Combined Offer for Freedom Disclosed
Topping previous bids for Freedom Communications Inc., USA Today publisher Gannett Co. and MediaNews Group Inc., which controls eight Southland newspapers, have teamed up to offer $1.83 billion in cash for the Orange County Register parent, according to people familiar with the details.
McLean, Va.-based Gannett, a public company that is the largest U.S. newspaper chain, and MediaNews, a private Denver concern, bid $235 a share for Freedom, which controls 65 newspapers and eight television stations, sources said.
Freedom, based in Irvine, has 7.8 million shares distributed among about 90 members of the Hoiles family. The patriarch of the clan, R.C. Hoiles, bought the Register for $750,000 in 1935. He died in 1970.
The Gannett-MediaNews bid eclipses previous offers, which had been described as being in the $210- to $230-a-share range.
These included an offer backed by fourth-generation descendants, who planned to buy out dissident family members using high-interest financing from takeover firms Blackstone Group and Providence Equity Partners Inc. That bid would keep family members on the board along with representatives of the investment firms.
It couldn’t be immediately determined whether backers of the fourth-generation bid would be making a counteroffer.
Freedom spokeswoman Stephanie Miclot and various shareholders declined to comment on the new offer, first reported over the weekend in the New York Post.
Executives at Gannett and MediaNews wouldn’t comment. Several shareholders also declined to comment, including Timothy C. Hoiles, one of R.C. Hoiles’ grandsons. He has been among the most outspoken family members advocating selling the private company.
The deal, if completed, would add the Register, along with Freedom daily newspapers in Barstow and Victorville, to MediaNews’ chain of papers ringing Los Angeles.
MediaNews owns the Los Angeles Daily News and the Long Beach Press-Telegram. In addition, it is the majority owner in a partnership with Gannett and Stephens Media Group that operates papers in Pasadena, West Covina, Whittier, Ontario, San Bernardino and Redlands.
The resulting company would be able to cut costs by sharing regional news.
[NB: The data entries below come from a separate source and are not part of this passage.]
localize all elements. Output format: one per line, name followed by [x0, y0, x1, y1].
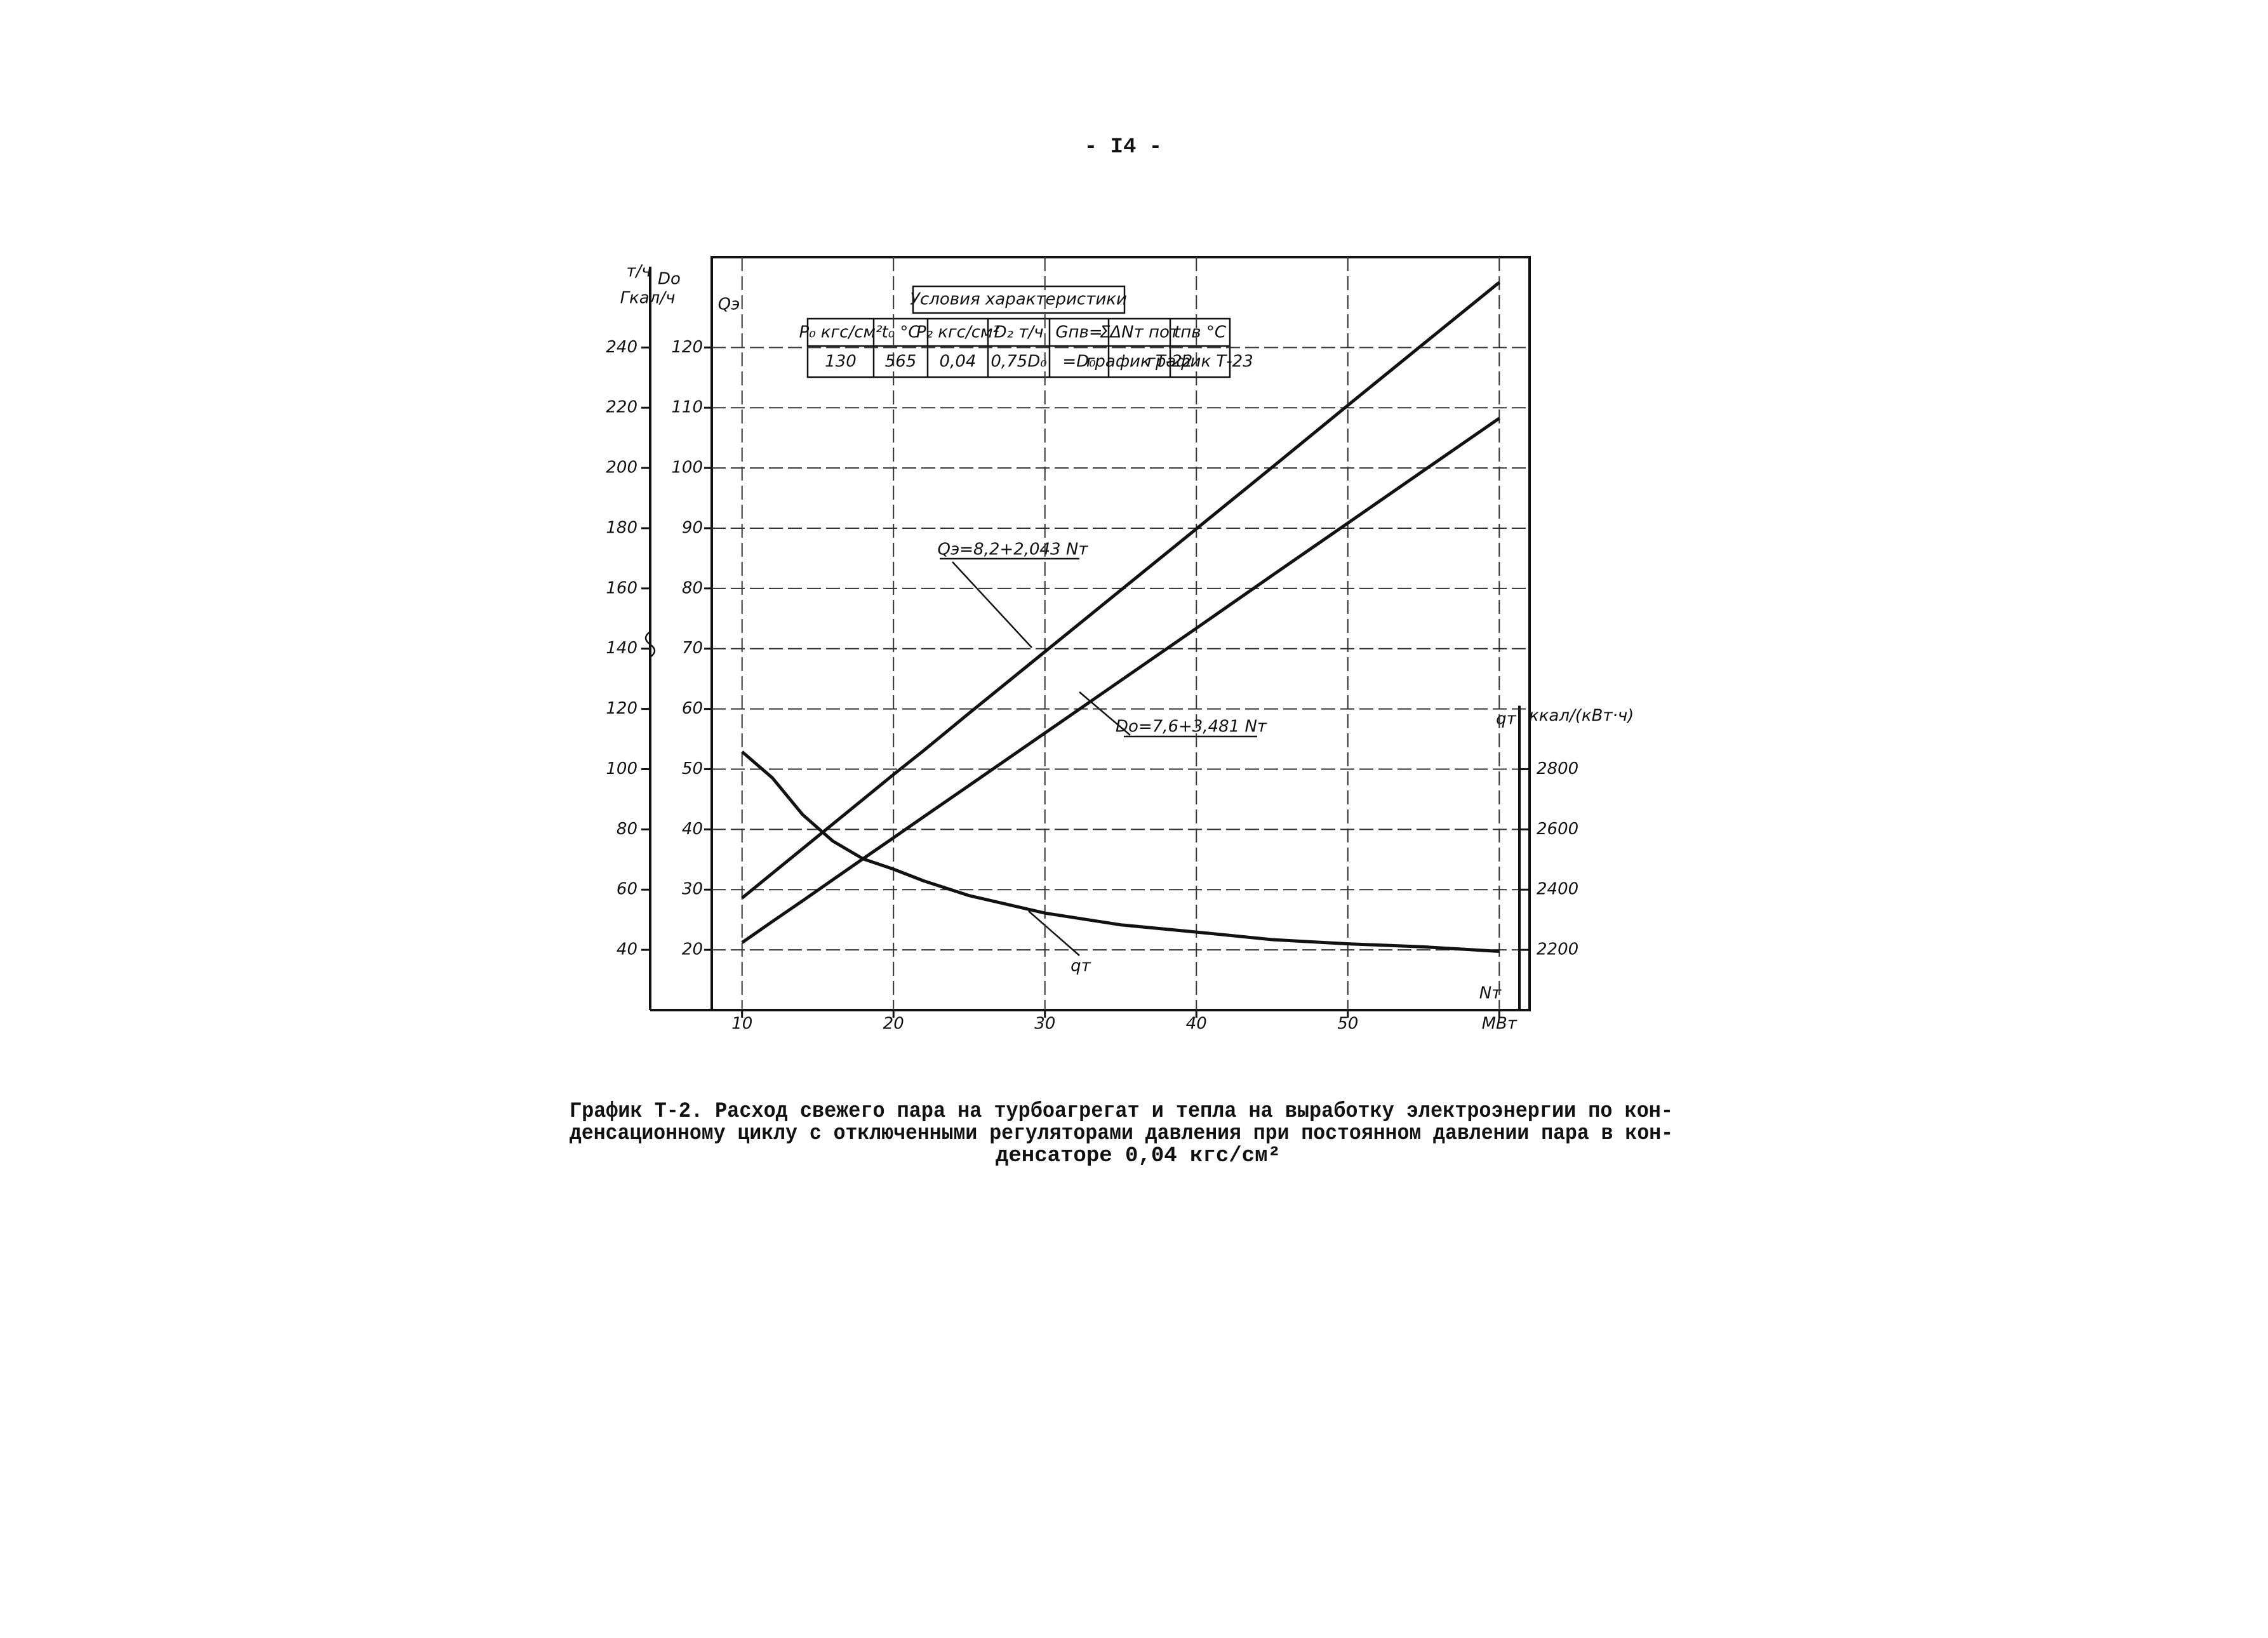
curve-label: qт — [1071, 957, 1091, 976]
annotation-leader — [952, 561, 1032, 648]
table-cell: график Т-22 — [1086, 352, 1193, 371]
table-cell: 565 — [885, 352, 917, 371]
table-header-cell: D₂ т/ч — [994, 323, 1044, 342]
y3-tick-label: 2200 — [1537, 940, 1578, 959]
plot-frame — [710, 256, 1531, 1011]
table-title-box — [912, 285, 1126, 314]
annotation-leader — [1079, 691, 1131, 736]
y2-tick-label: 220 — [606, 398, 637, 417]
curve — [741, 416, 1500, 944]
do-label: Dо — [658, 270, 681, 289]
table-cell: =D₀ — [1062, 352, 1096, 371]
y3-tick-label: 2800 — [1537, 759, 1578, 778]
x-tick-label: 10 — [731, 1015, 752, 1034]
y2-tick-label: 60 — [617, 880, 637, 899]
y2-tick-label: 80 — [617, 820, 637, 839]
y2-tick-label: 240 — [606, 338, 637, 357]
table-header-cell: P₂ кгс/см² — [916, 323, 999, 342]
x-label: Nт — [1479, 984, 1502, 1003]
caption-line: График Т-2. Расход свежего пара на турбо… — [570, 1100, 1673, 1124]
y-tick-label: 20 — [682, 940, 703, 959]
y-tick-label: 40 — [682, 820, 703, 839]
y-tick-label: 60 — [682, 699, 703, 718]
y3-tick-label: 2600 — [1537, 820, 1578, 839]
x-tick-label: 50 — [1337, 1015, 1358, 1034]
table-header-cell: ΣΔNт пот — [1100, 323, 1180, 342]
table-header-cell: P₀ кгс/см² — [799, 323, 882, 342]
y3-tick-label: 2400 — [1537, 880, 1578, 899]
axis-break — [644, 630, 656, 658]
q-unit: Гкал/ч — [620, 289, 676, 308]
y2-tick-label: 140 — [606, 639, 637, 658]
caption-line: денсаторе 0,04 кгс/см² — [996, 1144, 1281, 1168]
curve — [741, 750, 1500, 953]
y2-tick-label: 160 — [606, 578, 637, 597]
table-header-cell: t₀ °C — [881, 323, 920, 342]
caption-line: денсационному циклу с отключенными регул… — [570, 1122, 1673, 1146]
table-cell: 130 — [825, 352, 857, 371]
x-tick-label: 20 — [883, 1015, 904, 1034]
y-tick-label: 30 — [682, 880, 703, 899]
x-tick-label: 30 — [1034, 1015, 1055, 1034]
do-unit: т/ч — [626, 262, 651, 281]
y-tick-label: 50 — [682, 759, 703, 778]
y-tick-label: 90 — [682, 518, 703, 537]
page-number: - I4 - — [1084, 135, 1162, 159]
table-cell: график Т-23 — [1147, 352, 1253, 371]
table-title: Условия характеристики — [910, 290, 1127, 309]
table-header-cell: Gпв= — [1055, 323, 1102, 342]
qt-unit: ккал/(кВт·ч) — [1529, 707, 1634, 726]
curve-label: Dо=7,6+3,481 Nт — [1116, 717, 1267, 736]
table-cell: 0,04 — [940, 352, 977, 371]
y-tick-label: 70 — [682, 639, 703, 658]
y2-tick-label: 180 — [606, 518, 637, 537]
x-tick-label: МВт — [1482, 1015, 1518, 1034]
curve-label: Qэ=8,2+2,043 Nт — [938, 540, 1089, 559]
y-tick-label: 80 — [682, 578, 703, 597]
y-tick-label: 120 — [671, 338, 703, 357]
curve — [741, 281, 1500, 900]
y2-tick-label: 40 — [617, 940, 637, 959]
y-tick-label: 100 — [671, 458, 703, 477]
y-tick-label: 110 — [671, 398, 703, 417]
x-tick-label: 40 — [1186, 1015, 1207, 1034]
y2-tick-label: 100 — [606, 759, 637, 778]
y2-tick-label: 200 — [606, 458, 637, 477]
table-cell: 0,75D₀ — [991, 352, 1047, 371]
q-label: Qэ — [718, 295, 740, 314]
annotation-leader — [1028, 910, 1080, 956]
table-header-cell: tпв °C — [1174, 323, 1227, 342]
y2-tick-label: 120 — [606, 699, 637, 718]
It would also provide an alternative to the Tribune Co.-owned Los Angeles Times for national advertisers aiming at a broad readership in Southern California suburbs -- a strategy that MediaNews Chief Executive William Dean Singleton has pursued through a series of acquisitions.
Analysts have described Gannett as the only company capable of buying Freedom outright without overdosing on debt, but the chain’s previous bid for Freedom reportedly came in lower than others -- at just $200 a share, according to one knowledgeable source.
MediaNews, by contrast, has a considerable debt load. Recent filings show the company had nearly $900 million in long-term debt as of June 30, offsetting assets of $1.38 billion.
Still, it had planned to pay for Freedom by immediately selling its TV stations and sharing the acquisition cost of other assets with its partners in ventures such as the one it operates in Southern California.
The joint bid was described by one source as essentially two offers made at the same time, with a combined per-share value of $235 to Freedom shareholders.
Gannett, which has its own extensive network of TV stations, would buy Freedom’s stations and other assets that fit with its current holdings, such as Freedom’s newspapers in the Arizona and Florida markets.
In addition to the Southern California papers, MediaNews presumably would be interested in obtaining Freedom’s No. 2 newspaper, the Gazette in Colorado Springs, Colo., which would complement MediaNews’ flagship, the Denver Post.
Christa Sober, a Thomas Weisel Partners analyst who has followed the Freedom auction, said the latest twist “sounded screwy” at first. Sober had dismissed the possibility of MediaNews’ bid prevailing as unlikely given the company’s large amount of debt.
But she said Monday that with Gannett involved, it’s now difficult to tell what the outcome may be.
“If you can cherry-pick the assets that most dovetail with your operation and you don’t have to take on the debt that comes with swallowing the whole thing,” Sober said, “maybe it can work.”
Shares of Gannett, which owns 100 daily newspapers, fell 81 cents to $79.94 on the New York Stock Exchange.